From a homily on Ecclesiastes by Saint Gregory of Nyssa, bishop
There is a time to be born, and a time to die

There is a time to be born and a time to die. The fact that there is a natural link between birth and death is expressed very clearly in this text of Scripture. Death invariably follows birth and everyone who is born comes at last to the grave.

There is a time to be born and a time to die. God grant that mine may be a timely birth and a timely death! Of course no one imagines that the Speaker regards as acts of virtue our natural birth and death, in neither of which our own will plays any part. A woman does not give birth because she chooses to do so; neither does anyone die as a result of his own decision. Obviously, there is neither virtue nor vice in anything that lies beyond our control. So we must consider what is meant by a timely birth and a timely death.
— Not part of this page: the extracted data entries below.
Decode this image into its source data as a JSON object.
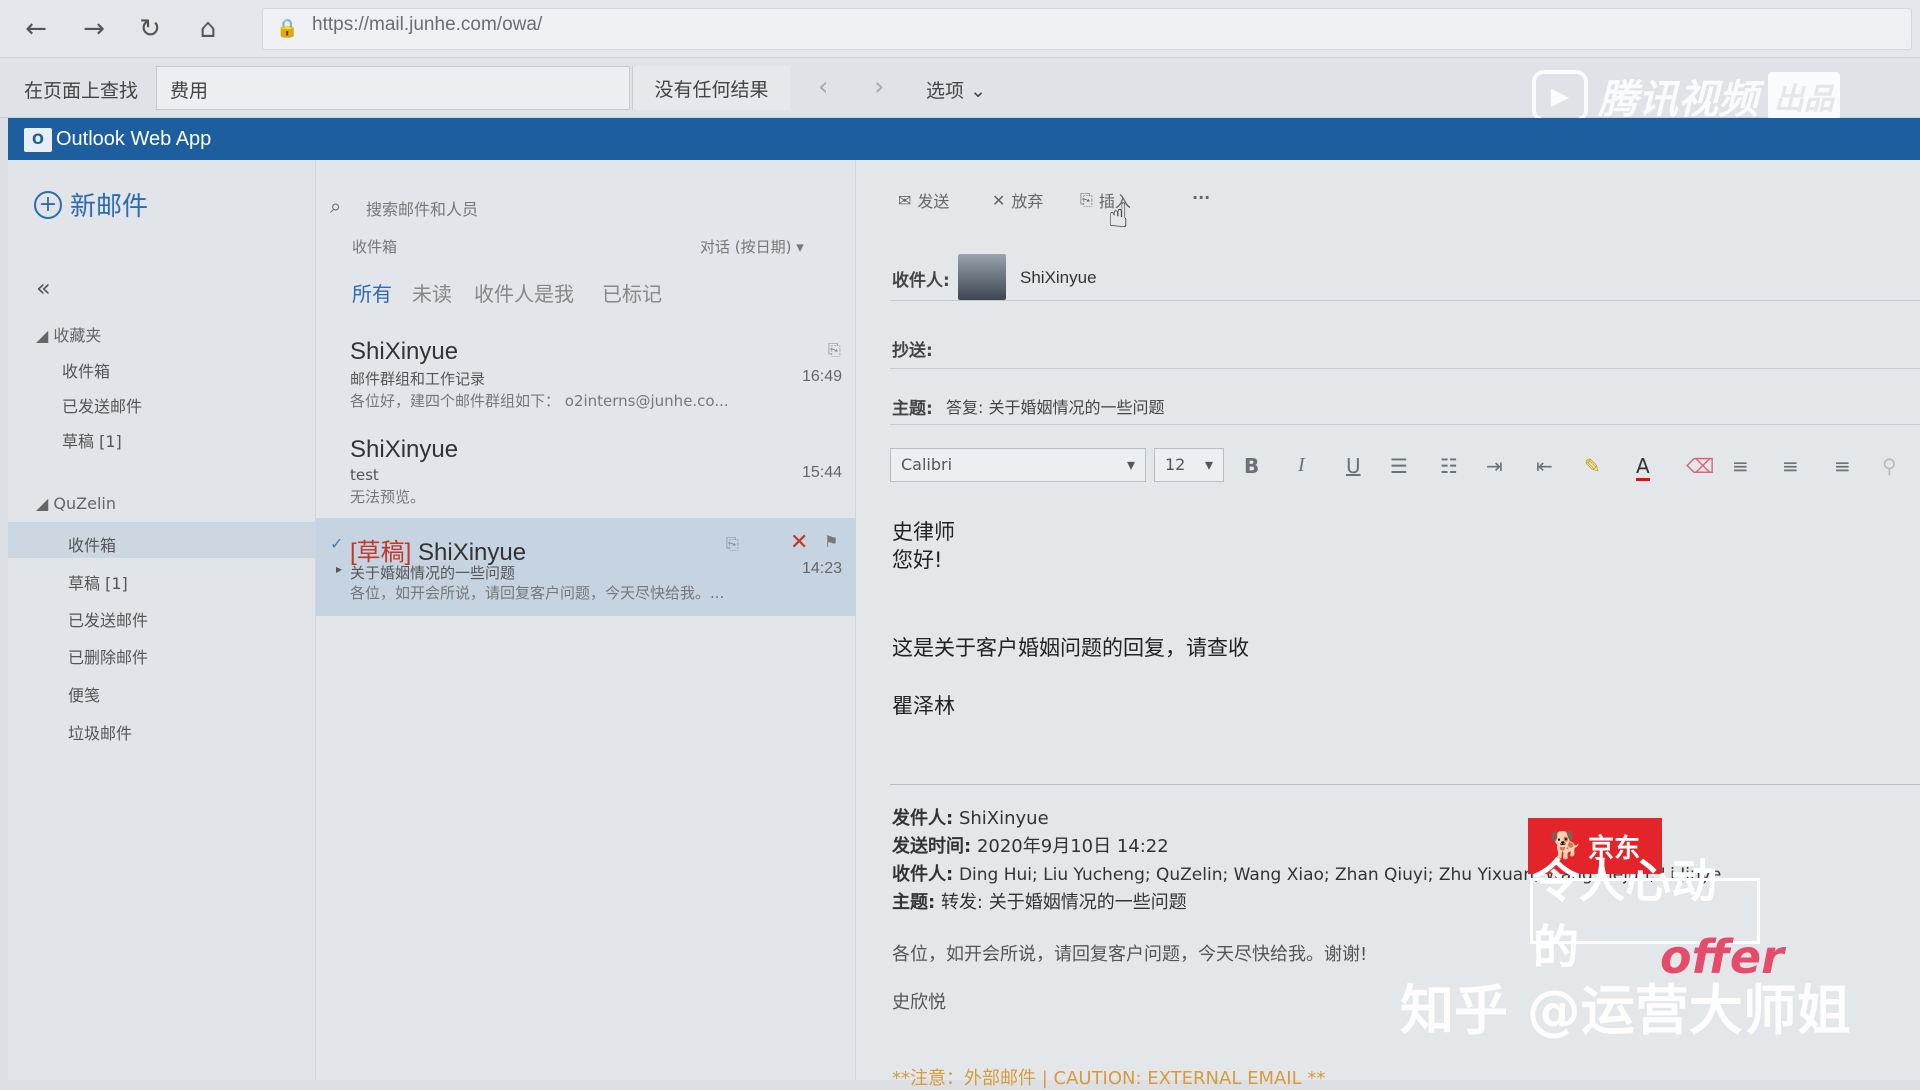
{
  "browser": {
    "url": "https://mail.junhe.com/owa/"
  },
  "find_bar": {
    "label": "在页面上查找",
    "query": "费用",
    "result": "没有任何结果",
    "options": "选项"
  },
  "watermarks": {
    "tencent": "腾讯视频",
    "tencent_badge": "出品",
    "jd": "京东",
    "show": "令人心动的",
    "offer": "offer",
    "zhihu": "知乎 @运营大师姐"
  },
  "app": {
    "title": "Outlook Web App"
  },
  "folders": {
    "new_mail": "新邮件",
    "favorites_header": "收藏夹",
    "favorites": [
      "收件箱",
      "已发送邮件",
      "草稿 [1]"
    ],
    "account_header": "QuZelin",
    "account_items": [
      "收件箱",
      "草稿 [1]",
      "已发送邮件",
      "已删除邮件",
      "便笺",
      "垃圾邮件"
    ]
  },
  "list": {
    "search_placeholder": "搜索邮件和人员",
    "folder_name": "收件箱",
    "sort": "对话 (按日期)",
    "filters": [
      "所有",
      "未读",
      "收件人是我",
      "已标记"
    ],
    "messages": [
      {
        "sender": "ShiXinyue",
        "subject": "邮件群组和工作记录",
        "preview": "各位好，建四个邮件群组如下： o2interns@junhe.co...",
        "time": "16:49"
      },
      {
        "sender": "ShiXinyue",
        "subject": "test",
        "preview": "无法预览。",
        "time": "15:44"
      },
      {
        "draft_tag": "[草稿]",
        "sender": "ShiXinyue",
        "subject": "关于婚姻情况的一些问题",
        "preview": "各位，如开会所说，请回复客户问题，今天尽快给我。...",
        "time": "14:23"
      }
    ]
  },
  "compose": {
    "toolbar": {
      "send": "发送",
      "discard": "放弃",
      "insert": "插入",
      "more": "···"
    },
    "to_label": "收件人:",
    "to_value": "ShiXinyue",
    "cc_label": "抄送:",
    "subject_label": "主题:",
    "subject_value": "答复: 关于婚姻情况的一些问题",
    "font": "Calibri",
    "size": "12",
    "body": [
      "史律师",
      "您好!",
      "这是关于客户婚姻问题的回复，请查收",
      "瞿泽林"
    ],
    "quoted": {
      "from_key": "发件人:",
      "from_val": "ShiXinyue",
      "sent_key": "发送时间:",
      "sent_val": "2020年9月10日 14:22",
      "to_key": "收件人:",
      "to_val": "Ding Hui; Liu Yucheng; QuZelin; Wang Xiao; Zhan Qiuyi; Zhu Yixuan; Wang Tiejun; Li Jinye",
      "subject_key": "主题:",
      "subject_val": "转发: 关于婚姻情况的一些问题",
      "body": "各位，如开会所说，请回复客户问题，今天尽快给我。谢谢!",
      "signature": "史欣悦",
      "caution": "**注意：外部邮件 | CAUTION: EXTERNAL EMAIL **"
    }
  },
  "colors": {
    "owa_blue": "#1d5f9e",
    "draft_red": "#c0392b",
    "link_blue": "#2b6cb0"
  }
}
It seems to me that the birth referred to here is our salvation, as is suggested by the prophet Isaiah. This reaches its full term and is not stillborn when, having been conceived by the fear of God, the soul’s own birth pangs bring it to the light of day. We are in a sense our own parents, and we give birth to ourselves by our own free choice of what is good. Such a choice becomes possible for us when we have received God into ourselves and have become children of God, children of the Most High. On the other hand, if what the Apostle calls the form of Christ has not been produced in us, we abort ourselves. The man of God must reach maturity.

Now if the meaning of a timely birth is clear, so also is the meaning of a timely death. For Saint Paul every moment was a time to die, as he proclaims in his letters: I swear by the pride I take in you that I face death every day. Elsewhere he says: For your sake we are put to death daily and we felt like men condemned to death. How Paul died daily is perfectly obvious. He never gave himself up to a sinful life but kept his body under constant control. He carried death with him, Christ’s death, wherever he went. He was always being crucified with Christ. It was not his own life he lived; it was Christ who lived in him. This surely was a timely death – a death whose end was true life.

I put to death and I shall give life, God says, teaching us that death to sin and life in the Spirit is his gift, and promising that whatever he puts to death he will restore to life again.